アリスの視線を逃れて品物が動き回る=逃げ回る(GLASS5-18)

2008-10-14 23:30:03 | Weblog
お店の中は珍しいものでいっぱいのようだった。ところが変なのは、どの棚も何が載っているのかと一生懸命見ると、その棚はいつも全く空になってしまい、周りの他の棚ばかりが溢れるほどに品物が詰まっているのである。

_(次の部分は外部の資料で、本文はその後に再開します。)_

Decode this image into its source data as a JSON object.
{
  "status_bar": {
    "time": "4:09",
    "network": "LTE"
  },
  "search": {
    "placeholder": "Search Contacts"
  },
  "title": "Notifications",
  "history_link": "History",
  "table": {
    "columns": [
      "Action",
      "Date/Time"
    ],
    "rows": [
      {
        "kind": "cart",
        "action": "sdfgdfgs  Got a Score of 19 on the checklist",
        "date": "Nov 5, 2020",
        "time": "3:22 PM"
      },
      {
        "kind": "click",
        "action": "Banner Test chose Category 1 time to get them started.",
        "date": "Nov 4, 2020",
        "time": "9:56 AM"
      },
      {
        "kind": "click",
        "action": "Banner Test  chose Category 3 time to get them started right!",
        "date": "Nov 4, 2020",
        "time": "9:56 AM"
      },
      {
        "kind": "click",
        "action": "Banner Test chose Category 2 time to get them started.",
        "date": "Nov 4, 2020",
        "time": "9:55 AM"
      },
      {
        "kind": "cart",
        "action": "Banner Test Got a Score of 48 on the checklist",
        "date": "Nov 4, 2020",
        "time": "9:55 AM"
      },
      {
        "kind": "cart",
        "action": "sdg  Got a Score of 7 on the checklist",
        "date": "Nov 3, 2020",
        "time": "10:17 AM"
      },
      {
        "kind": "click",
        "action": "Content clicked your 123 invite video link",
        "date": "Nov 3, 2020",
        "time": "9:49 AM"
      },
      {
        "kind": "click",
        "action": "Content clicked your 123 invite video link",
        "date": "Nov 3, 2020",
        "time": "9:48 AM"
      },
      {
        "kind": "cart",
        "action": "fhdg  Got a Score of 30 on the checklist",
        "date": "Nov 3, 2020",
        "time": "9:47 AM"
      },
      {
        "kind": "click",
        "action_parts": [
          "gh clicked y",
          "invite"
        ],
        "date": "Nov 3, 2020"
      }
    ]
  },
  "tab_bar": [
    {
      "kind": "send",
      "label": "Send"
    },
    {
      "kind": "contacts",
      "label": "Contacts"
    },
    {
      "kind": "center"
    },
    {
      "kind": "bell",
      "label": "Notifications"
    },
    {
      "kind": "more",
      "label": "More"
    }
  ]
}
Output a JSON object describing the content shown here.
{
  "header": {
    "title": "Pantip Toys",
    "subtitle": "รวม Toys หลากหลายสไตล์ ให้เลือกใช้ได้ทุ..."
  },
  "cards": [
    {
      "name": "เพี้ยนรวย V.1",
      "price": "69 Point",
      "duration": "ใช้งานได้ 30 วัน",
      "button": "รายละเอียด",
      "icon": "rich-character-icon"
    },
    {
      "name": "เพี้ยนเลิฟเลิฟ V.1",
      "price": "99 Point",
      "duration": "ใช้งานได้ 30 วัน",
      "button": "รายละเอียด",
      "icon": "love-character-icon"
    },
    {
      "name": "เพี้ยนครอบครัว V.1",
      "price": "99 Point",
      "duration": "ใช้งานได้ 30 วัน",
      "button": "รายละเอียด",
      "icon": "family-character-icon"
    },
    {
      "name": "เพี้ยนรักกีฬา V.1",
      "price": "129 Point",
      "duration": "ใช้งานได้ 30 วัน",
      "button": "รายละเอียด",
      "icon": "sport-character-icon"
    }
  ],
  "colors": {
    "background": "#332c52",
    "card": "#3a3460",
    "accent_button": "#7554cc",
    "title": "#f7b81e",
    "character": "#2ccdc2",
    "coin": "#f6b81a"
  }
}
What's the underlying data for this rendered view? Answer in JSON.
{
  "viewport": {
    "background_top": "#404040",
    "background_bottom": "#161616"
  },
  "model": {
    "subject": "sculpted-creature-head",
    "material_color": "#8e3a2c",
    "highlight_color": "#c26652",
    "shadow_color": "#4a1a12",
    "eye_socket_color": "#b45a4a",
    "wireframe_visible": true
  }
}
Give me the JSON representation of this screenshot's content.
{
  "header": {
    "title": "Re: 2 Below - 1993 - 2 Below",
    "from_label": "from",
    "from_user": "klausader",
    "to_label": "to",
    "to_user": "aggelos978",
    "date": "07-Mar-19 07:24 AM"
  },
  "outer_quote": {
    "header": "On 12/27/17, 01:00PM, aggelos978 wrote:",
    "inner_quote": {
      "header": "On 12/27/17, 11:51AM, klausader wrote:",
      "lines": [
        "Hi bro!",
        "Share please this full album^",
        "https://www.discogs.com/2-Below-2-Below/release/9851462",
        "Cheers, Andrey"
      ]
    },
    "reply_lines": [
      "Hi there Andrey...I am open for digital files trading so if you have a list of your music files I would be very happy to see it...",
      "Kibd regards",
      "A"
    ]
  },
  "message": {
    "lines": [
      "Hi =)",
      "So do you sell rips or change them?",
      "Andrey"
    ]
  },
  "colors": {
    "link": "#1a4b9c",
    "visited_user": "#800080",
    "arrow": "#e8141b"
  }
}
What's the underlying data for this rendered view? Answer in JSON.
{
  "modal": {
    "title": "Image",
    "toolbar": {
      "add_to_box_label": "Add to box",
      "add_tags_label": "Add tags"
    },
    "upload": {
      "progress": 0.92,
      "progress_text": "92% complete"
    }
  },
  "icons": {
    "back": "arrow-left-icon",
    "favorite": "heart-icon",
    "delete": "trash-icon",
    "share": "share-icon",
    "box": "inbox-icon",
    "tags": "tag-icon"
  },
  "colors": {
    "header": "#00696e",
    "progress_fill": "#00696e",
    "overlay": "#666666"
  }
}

 PS:これは何を意味するのだろうか?見るとその品物が見えないのはなぜか?原因は二つ考えられる。①見ている側のアリスの目が変になって周辺は見えるのに中心が見えなくなるのか。だがアリスにそうした病的な兆候はない。彼女の目は正常である。とすれば②店の品物はアリスの視線に気づくことができアリスの視線を逃れて動き回る(=逃げ回る)と考えるしかない。

 かくてアリスが言う。「品物がここではずいぶん動き回るのね!」と。アリスは実際、人形に見えたり針箱に見えたりする大きな光るものを、1分以上目で追いかけたが、結局それはアリスが見る棚にあることがなく、いつもすぐ上の棚にあるのだった。